Adapting Millions To Climate Change

A Peace Corps volunteer trains his local community in Malawi on the nutritional benefits  of growing soy.
A Peace Corps volunteer trains his local community in Malawi on the nutritional benefits of growing soy.

Droughts leave the earth thirsty and infertile. Rising sea levels inundate rice paddies with unwanted saltwater. Floods submerge farms, killing crops meant to feed millions. In much of the developing world, climate change and food security are tragically intertwined. Extreme weather like heat waves, floods, droughts, forest fires, and landslides affect several hundred million people and their access to food.

In the last few years, global climate change adaptation and food security have become high priority objectives for the U.S. Government. In 2010, the U.S. Government announced two new initiatives: Feed the Future, which focuses on promoting food security among those most in need, and the U.S. Global Climate Change Initiative, which works to build resilience to climate change around the world.

Today, new attention is being given to the intersection between climate change and food security. The 2012-2016 USAID Climate Change and Development Strategy reports that agricultural production in sub-Saharan Africa will decrease by 11-28 percent by 2050 and that wheat production could disappear entirely by 2080.

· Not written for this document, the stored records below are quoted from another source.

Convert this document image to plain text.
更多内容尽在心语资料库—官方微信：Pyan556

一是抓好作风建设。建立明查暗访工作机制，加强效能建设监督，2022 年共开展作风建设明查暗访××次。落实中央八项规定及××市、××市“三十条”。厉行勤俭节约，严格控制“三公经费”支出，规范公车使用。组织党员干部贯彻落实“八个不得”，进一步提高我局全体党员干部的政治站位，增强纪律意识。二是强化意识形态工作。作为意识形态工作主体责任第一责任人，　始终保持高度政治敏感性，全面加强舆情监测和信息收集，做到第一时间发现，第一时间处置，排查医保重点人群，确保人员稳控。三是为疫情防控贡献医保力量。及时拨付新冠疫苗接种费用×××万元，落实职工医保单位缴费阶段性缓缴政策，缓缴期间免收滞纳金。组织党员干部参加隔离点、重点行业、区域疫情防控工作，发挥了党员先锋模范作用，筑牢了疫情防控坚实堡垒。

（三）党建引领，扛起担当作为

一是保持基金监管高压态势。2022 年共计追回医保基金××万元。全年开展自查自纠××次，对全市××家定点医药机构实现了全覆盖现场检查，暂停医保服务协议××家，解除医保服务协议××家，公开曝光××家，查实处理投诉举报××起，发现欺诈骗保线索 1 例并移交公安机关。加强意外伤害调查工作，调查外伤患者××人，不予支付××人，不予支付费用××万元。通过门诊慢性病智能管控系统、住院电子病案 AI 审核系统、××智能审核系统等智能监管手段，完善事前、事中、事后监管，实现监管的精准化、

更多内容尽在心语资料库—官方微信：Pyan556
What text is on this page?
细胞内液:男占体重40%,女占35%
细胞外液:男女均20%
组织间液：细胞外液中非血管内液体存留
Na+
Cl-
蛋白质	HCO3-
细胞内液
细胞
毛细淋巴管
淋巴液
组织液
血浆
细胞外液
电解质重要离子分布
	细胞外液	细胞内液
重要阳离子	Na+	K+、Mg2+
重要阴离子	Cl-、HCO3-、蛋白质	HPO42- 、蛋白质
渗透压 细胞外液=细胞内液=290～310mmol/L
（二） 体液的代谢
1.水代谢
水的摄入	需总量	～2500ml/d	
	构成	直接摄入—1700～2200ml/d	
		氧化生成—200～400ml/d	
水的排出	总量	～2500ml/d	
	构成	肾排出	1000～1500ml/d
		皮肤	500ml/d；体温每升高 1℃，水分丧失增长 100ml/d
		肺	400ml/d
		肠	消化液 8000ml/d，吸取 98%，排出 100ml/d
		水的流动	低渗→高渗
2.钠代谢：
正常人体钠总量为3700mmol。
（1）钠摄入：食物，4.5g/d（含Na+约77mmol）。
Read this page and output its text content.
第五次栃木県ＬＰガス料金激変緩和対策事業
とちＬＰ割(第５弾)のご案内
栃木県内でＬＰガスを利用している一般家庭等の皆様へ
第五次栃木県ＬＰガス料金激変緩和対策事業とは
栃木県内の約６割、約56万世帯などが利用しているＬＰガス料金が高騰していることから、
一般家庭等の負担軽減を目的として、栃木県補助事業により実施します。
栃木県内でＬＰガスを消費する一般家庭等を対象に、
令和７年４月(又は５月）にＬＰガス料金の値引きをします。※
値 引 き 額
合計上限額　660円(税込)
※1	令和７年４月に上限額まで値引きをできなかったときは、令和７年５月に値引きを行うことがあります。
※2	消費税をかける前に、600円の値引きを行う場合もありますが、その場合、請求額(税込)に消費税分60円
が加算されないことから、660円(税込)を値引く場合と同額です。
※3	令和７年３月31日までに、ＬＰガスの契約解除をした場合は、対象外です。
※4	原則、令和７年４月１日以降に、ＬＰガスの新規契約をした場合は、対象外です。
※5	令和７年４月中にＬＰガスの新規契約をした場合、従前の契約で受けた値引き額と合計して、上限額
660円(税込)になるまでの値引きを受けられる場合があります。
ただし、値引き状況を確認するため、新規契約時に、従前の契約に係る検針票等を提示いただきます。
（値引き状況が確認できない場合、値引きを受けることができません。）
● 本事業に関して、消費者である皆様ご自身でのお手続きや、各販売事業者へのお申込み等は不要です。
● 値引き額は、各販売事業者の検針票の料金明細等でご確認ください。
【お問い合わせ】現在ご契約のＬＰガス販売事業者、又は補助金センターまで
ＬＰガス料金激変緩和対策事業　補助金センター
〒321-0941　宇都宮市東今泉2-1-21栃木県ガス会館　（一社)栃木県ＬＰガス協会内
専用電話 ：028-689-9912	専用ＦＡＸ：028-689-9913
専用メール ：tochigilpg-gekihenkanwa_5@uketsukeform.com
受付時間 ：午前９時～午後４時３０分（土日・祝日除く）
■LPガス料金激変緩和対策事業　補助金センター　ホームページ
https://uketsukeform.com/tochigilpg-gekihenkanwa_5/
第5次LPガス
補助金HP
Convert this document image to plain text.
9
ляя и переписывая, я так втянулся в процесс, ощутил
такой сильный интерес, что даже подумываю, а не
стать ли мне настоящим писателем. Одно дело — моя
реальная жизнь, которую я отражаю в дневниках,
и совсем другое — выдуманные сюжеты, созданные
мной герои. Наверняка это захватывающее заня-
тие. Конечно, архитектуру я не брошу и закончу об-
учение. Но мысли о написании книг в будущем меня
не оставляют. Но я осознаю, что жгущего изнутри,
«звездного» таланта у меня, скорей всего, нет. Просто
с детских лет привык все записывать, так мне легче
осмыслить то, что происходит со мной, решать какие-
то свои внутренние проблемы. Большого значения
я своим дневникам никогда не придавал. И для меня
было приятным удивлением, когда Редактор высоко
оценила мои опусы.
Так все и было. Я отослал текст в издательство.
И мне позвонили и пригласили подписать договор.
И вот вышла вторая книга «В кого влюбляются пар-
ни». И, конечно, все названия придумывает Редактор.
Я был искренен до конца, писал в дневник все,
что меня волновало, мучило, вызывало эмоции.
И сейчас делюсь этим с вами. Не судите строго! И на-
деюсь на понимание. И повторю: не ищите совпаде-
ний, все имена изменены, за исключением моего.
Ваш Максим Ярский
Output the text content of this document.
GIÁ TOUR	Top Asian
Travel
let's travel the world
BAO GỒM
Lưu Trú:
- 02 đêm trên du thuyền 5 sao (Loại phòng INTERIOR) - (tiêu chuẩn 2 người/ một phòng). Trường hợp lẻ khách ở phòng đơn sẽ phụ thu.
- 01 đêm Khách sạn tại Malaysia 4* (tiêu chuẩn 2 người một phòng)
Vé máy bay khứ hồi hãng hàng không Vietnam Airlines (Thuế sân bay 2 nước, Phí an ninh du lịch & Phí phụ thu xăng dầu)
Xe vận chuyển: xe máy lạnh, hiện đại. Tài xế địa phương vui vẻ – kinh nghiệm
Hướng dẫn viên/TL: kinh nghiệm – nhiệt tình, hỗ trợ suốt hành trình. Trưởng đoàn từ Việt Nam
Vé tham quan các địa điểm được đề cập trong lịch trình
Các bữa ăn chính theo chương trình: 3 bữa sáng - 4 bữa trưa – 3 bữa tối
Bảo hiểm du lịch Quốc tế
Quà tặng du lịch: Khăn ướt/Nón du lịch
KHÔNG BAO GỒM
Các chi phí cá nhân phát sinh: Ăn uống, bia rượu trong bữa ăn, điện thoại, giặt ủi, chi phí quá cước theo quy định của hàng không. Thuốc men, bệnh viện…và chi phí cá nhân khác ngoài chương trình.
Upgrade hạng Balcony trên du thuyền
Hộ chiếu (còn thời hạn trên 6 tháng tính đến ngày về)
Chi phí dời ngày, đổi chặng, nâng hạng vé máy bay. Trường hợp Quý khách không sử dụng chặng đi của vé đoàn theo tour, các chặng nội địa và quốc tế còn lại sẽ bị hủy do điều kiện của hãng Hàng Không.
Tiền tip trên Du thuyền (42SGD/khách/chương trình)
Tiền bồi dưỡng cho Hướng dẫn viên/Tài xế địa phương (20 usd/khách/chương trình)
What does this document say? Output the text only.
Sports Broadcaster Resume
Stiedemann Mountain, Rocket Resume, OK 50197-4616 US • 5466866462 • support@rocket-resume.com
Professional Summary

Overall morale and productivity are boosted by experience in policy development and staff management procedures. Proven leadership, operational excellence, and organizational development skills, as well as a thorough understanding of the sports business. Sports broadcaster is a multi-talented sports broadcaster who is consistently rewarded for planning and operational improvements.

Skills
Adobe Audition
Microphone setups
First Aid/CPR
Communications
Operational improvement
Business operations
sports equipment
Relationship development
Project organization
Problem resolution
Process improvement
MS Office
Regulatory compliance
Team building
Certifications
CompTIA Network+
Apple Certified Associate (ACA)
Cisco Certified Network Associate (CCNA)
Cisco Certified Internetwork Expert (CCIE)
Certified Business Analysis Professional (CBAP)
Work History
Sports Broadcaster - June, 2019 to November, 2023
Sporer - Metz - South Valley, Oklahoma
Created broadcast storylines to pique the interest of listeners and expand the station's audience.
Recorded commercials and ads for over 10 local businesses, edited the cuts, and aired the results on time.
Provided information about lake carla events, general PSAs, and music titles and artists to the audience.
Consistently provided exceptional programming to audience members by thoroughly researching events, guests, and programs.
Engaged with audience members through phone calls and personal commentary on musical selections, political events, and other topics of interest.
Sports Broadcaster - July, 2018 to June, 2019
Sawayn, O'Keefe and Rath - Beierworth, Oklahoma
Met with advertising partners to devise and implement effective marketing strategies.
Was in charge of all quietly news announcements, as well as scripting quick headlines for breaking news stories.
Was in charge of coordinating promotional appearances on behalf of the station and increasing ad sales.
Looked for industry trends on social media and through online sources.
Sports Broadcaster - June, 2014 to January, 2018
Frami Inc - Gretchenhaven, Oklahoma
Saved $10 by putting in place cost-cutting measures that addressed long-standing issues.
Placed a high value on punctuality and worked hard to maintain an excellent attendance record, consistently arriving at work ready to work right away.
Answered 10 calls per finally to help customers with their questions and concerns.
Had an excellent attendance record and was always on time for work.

USAID has been a leader in training farmers to cope with climate change by promoting climate-resilient agriculture in priority countries, such as Bangladesh, Ghana, Haiti, Kenya, Senegal, and Honduras. In Ethiopia, the Product Safety Net Program Graduation with Resilience to Achieve Sustainable Development program was launched in 2012 and will work for the next four years to train 50,000 households to meet their year-round food needs while also being able to withstand droughts and other climate-related food shocks.

Sometimes, new crops are necessary to withstand these shocks. Under the Feed the Future Initiative, USAID introduced high-yield, drought-resistant crops to farmers throughout the world. In Senegal, regular rice varieties were failing because of annual rainfall variation and drought, so USAID introduced a high-yield and protein-rich drought resilient rice variety, called New Rice for Africa or “Nerica,” to almost 4,000 farmers. Now, Senegalese farmers can not only feed their own families, but also have leftovers to sell in the market.

Rising sea levels threaten food production. In Bangladesh, over 20 million people in low-lying lands are at risk from floods and rising sea levels. When this happens, crops sustain saltwater damage, threatening the food security and livelihoods of Bangladeshis. USAID supports research to develop a salt-tolerant rice variety in order to increase yields of rice. It has also developed new farming practices that decrease greenhouse gas emissions in Bangladesh. One of these methods is the Deep Urea Placement technique, which is a nitrogen fertilizer application method that deposits the fertilizer deep beneath the soil. Roots immediately pick up the nitrogen, decreasing the emissions that exacerbate climate change.

Climate change leads to warmer ocean waters, which leads to coral reef damage and mass fish kills, which jeopardize food security for the one-third of the planet’s population that relies on fish for at least 20 percent of their animal protein. In the Seychelles for instance, coral reefs are a key source of food and livelihoods, but climate change has led to coral bleaching. After El Nino in 1998, temperatures in the Indian Ocean temporarily rose about 5 degrees Fahrenheit, and up to 90 percent of the coral reefs in the Seychelles died. USAID is restoring damaged coral reefs by growing and planting different species of coral in the most degraded areas, ensuring that they are protected from predators while they are growing. Along with the reefs, the food security and livelihoods of thousands in this oceanic African state will be revived.

With multiple issues threatening global food security, it is becoming more and more necessary to anticipate and combat climate change impacts early. USAID has begun implementing early-warning programs, which use technology to anticipate and alert stakeholders to climate shocks that affect food. One of these programs is the Famine Early Warning Systems Network (FEWS NET). FEWS NET uses information from international, regional, and national partners, and employs geo-spatial data, satellite image products, and derived data products in order to monitor emerging and evolving food security issues in 25 countries. When potential threats to food security are identified, decision makers can use the FEWS NET technology, such as food security updates, alerts, and briefings, to act to alleviate the threats.

As oceans rise and floods and droughts threaten crops and water resources, resiliency measures like these are increasingly necessary. With continued vigilance, millions will be able to attain food security in the face of a changing planet.